Валькины брови сошлись в шнурок. Сбочив слегка голову, он старательно выводил буквы. Каким ребячески прилежным казался он мне в эту минуту! Нам бы с тобой, Валька, за одной партой в ту далекую пору… Почему, в самом деле, не привелось нам сидеть вместе за одной партой?

Прошло двадцать минут. Я взяла тетрадку. Боже мой, сколько ошибок!

«Вада смыла».

— Валя, ты водник или «вадник»?

Он догадался, что попал впросак, нахмурился.

— Да кто же пишет «дамишко»? Есть слово «дом», а не «дам».

Больше часу возилась я с Валькой, объясняя правила, снова писали, и все равно ошибок невпроворот. Валька разозлился, а я пришла в отчаяние.

— Кто же тебя сделает грамотным, если ты сам не хочешь стараться?

— На ляд мне твоя грамота…

— А как же сдашь на механика, ведь ты и азов не знаешь? Путаные отчеты курам на смех станешь составлять. Тебя тут же в три шеи погонят! Что у тебя было в школе по русскому?

— Трояк.

— Не верится.

— У матери табель в сундуке. Хочешь, покажу? — И, тут же передумав, он махнул рукой. — А ну ее к богу, эту грамматику. Пошли погуляем, доброе дело сделаем, насчет дров к Сливе зайдем.

Обойдя лесной причал, мы вышли к домику Сливы…

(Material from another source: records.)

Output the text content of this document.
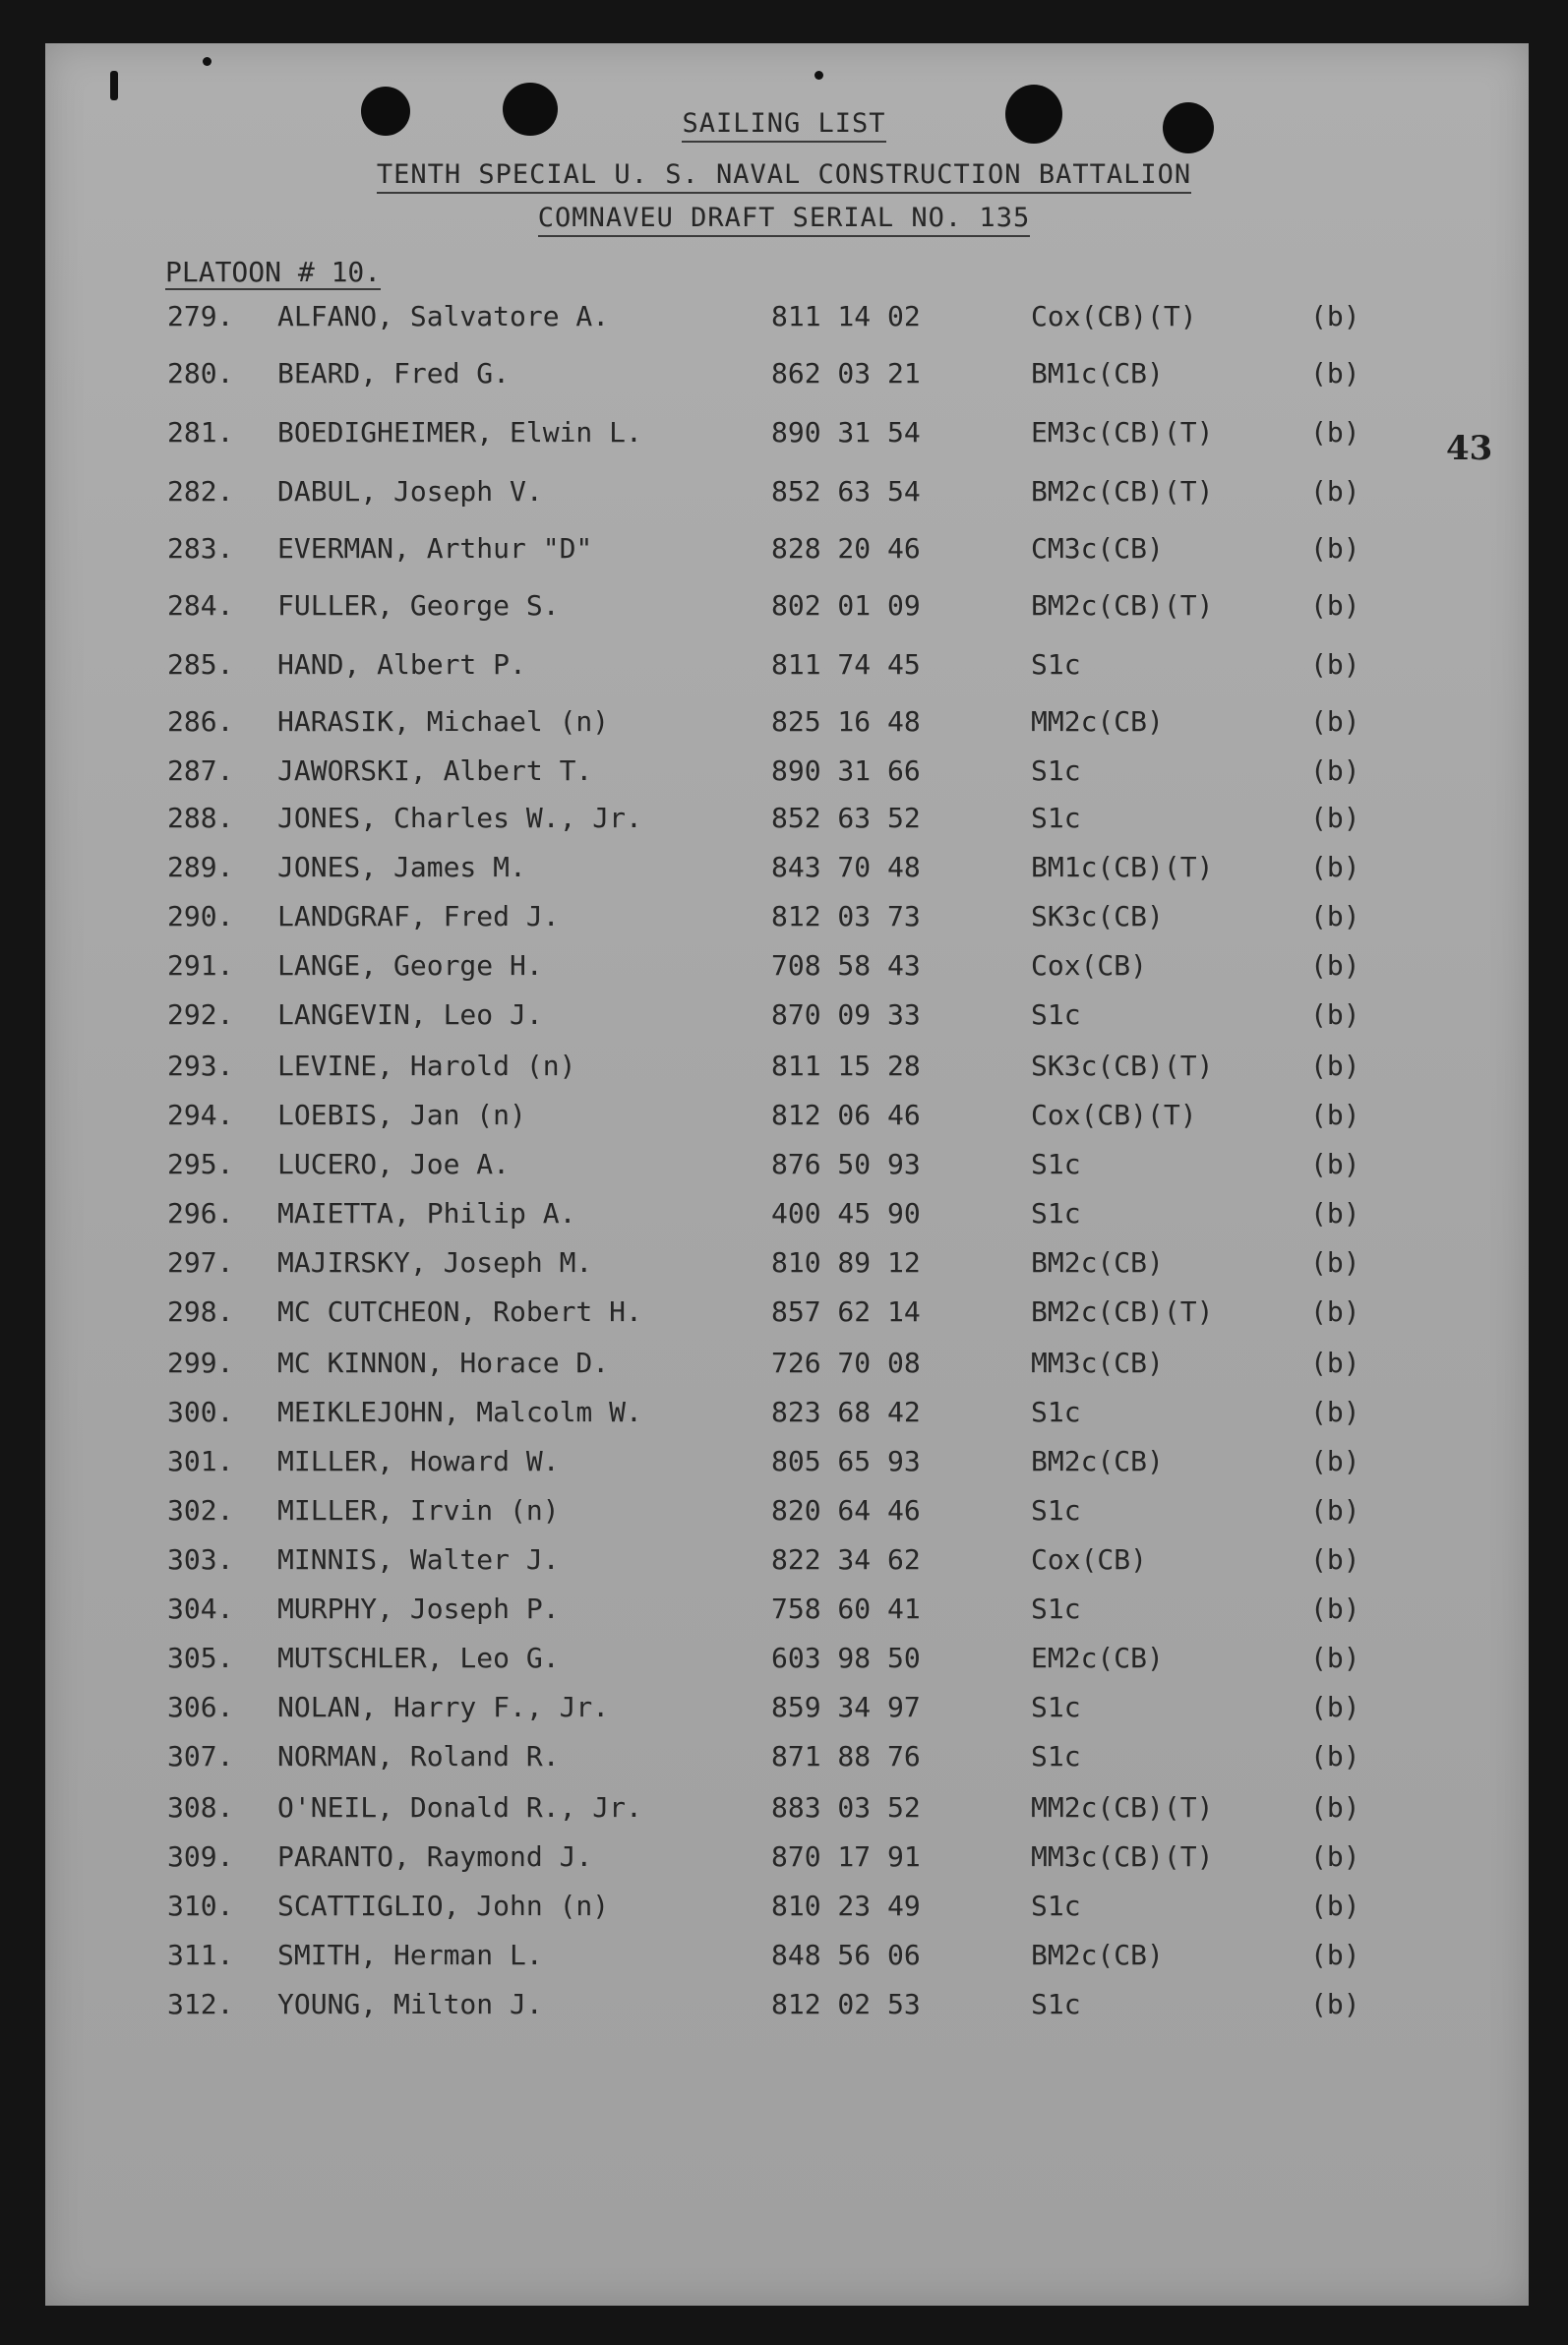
SAILING LIST
TENTH SPECIAL U. S. NAVAL CONSTRUCTION BATTALION
COMNAVEU DRAFT SERIAL NO. 135
PLATOON # 10.
43
279. ALFANO, Salvatore A.	811 14 02	Cox(CB)(T)	(b)
280. BEARD, Fred G.	862 03 21	BM1c(CB)	(b)
281. BOEDIGHEIMER, Elwin L.	890 31 54	EM3c(CB)(T)	(b)
282. DABUL, Joseph V.	852 63 54	BM2c(CB)(T)	(b)
283. EVERMAN, Arthur "D"	828 20 46	CM3c(CB)	(b)
284. FULLER, George S.	802 01 09	BM2c(CB)(T)	(b)
285. HAND, Albert P.	811 74 45	S1c	(b)
286. HARASIK, Michael (n)	825 16 48	MM2c(CB)	(b)
287. JAWORSKI, Albert T.	890 31 66	S1c	(b)
288. JONES, Charles W., Jr.	852 63 52	S1c	(b)
289. JONES, James M.	843 70 48	BM1c(CB)(T)	(b)
290. LANDGRAF, Fred J.	812 03 73	SK3c(CB)	(b)
291. LANGE, George H.	708 58 43	Cox(CB)	(b)
292. LANGEVIN, Leo J.	870 09 33	S1c	(b)
293. LEVINE, Harold (n)	811 15 28	SK3c(CB)(T)	(b)
294. LOEBIS, Jan (n)	812 06 46	Cox(CB)(T)	(b)
295. LUCERO, Joe A.	876 50 93	S1c	(b)
296. MAIETTA, Philip A.	400 45 90	S1c	(b)
297. MAJIRSKY, Joseph M.	810 89 12	BM2c(CB)	(b)
298. MC CUTCHEON, Robert H.	857 62 14	BM2c(CB)(T)	(b)
299. MC KINNON, Horace D.	726 70 08	MM3c(CB)	(b)
300. MEIKLEJOHN, Malcolm W.	823 68 42	S1c	(b)
301. MILLER, Howard W.	805 65 93	BM2c(CB)	(b)
302. MILLER, Irvin (n)	820 64 46	S1c	(b)
303. MINNIS, Walter J.	822 34 62	Cox(CB)	(b)
304. MURPHY, Joseph P.	758 60 41	S1c	(b)
305. MUTSCHLER, Leo G.	603 98 50	EM2c(CB)	(b)
306. NOLAN, Harry F., Jr.	859 34 97	S1c	(b)
307. NORMAN, Roland R.	871 88 76	S1c	(b)
308. O'NEIL, Donald R., Jr.	883 03 52	MM2c(CB)(T)	(b)
309. PARANTO, Raymond J.	870 17 91	MM3c(CB)(T)	(b)
310. SCATTIGLIO, John (n)	810 23 49	S1c	(b)
311. SMITH, Herman L.	848 56 06	BM2c(CB)	(b)
312. YOUNG, Milton J.	812 02 53	S1c	(b)
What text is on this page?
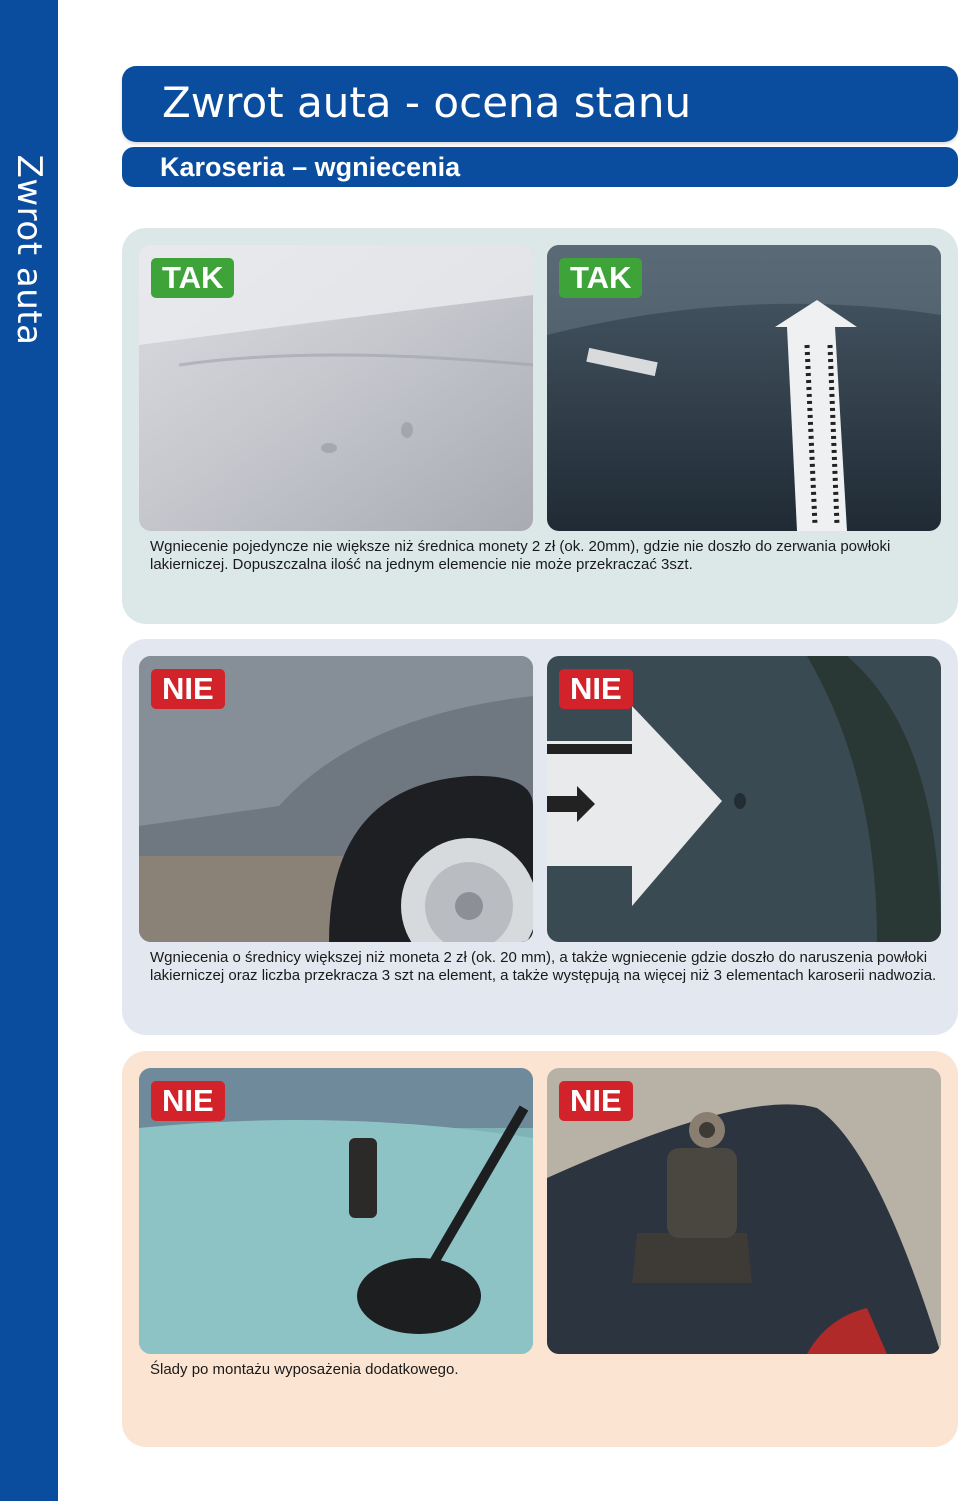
Zwrot auta
Zwrot auta - ocena stanu
Karoseria – wgniecenia
TAK	TAK
Wgniecenie pojedyncze nie większe niż średnica monety 2 zł (ok. 20mm), gdzie nie doszło do zerwania powłoki lakierniczej. Dopuszczalna ilość na jednym elemencie nie może przekraczać 3szt.
NIE	NIE
Wgniecenia o średnicy większej niż moneta 2 zł (ok. 20 mm), a także wgniecenie gdzie doszło do naruszenia powłoki lakierniczej oraz liczba przekracza 3 szt na element, a także występują na więcej niż 3 elementach karoserii nadwozia.
NIE	NIE
Ślady po montażu wyposażenia dodatkowego.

Неуютен зимний океан. Злые студеные ветры, снегопады, туманы скрывают берег. Но как только опускаются сумерки, вспыхивает огонь маяка. Не электрический — он бы мгновенно затерялся во тьме зимней ночи, — нет, вспыхивает яркое белое пламя ацетиленовых ламп, вспыхивает и зеркальным рефлектором отбрасывается миль на десять в океан. Так время от времени перемигиваются моловой и створные огни маяка Сливы. Огни эти радуют, веселят сердце моряка, судно которого затерялось в штормующем океане, согревают его душу, напоминая о близости берега и родного дома…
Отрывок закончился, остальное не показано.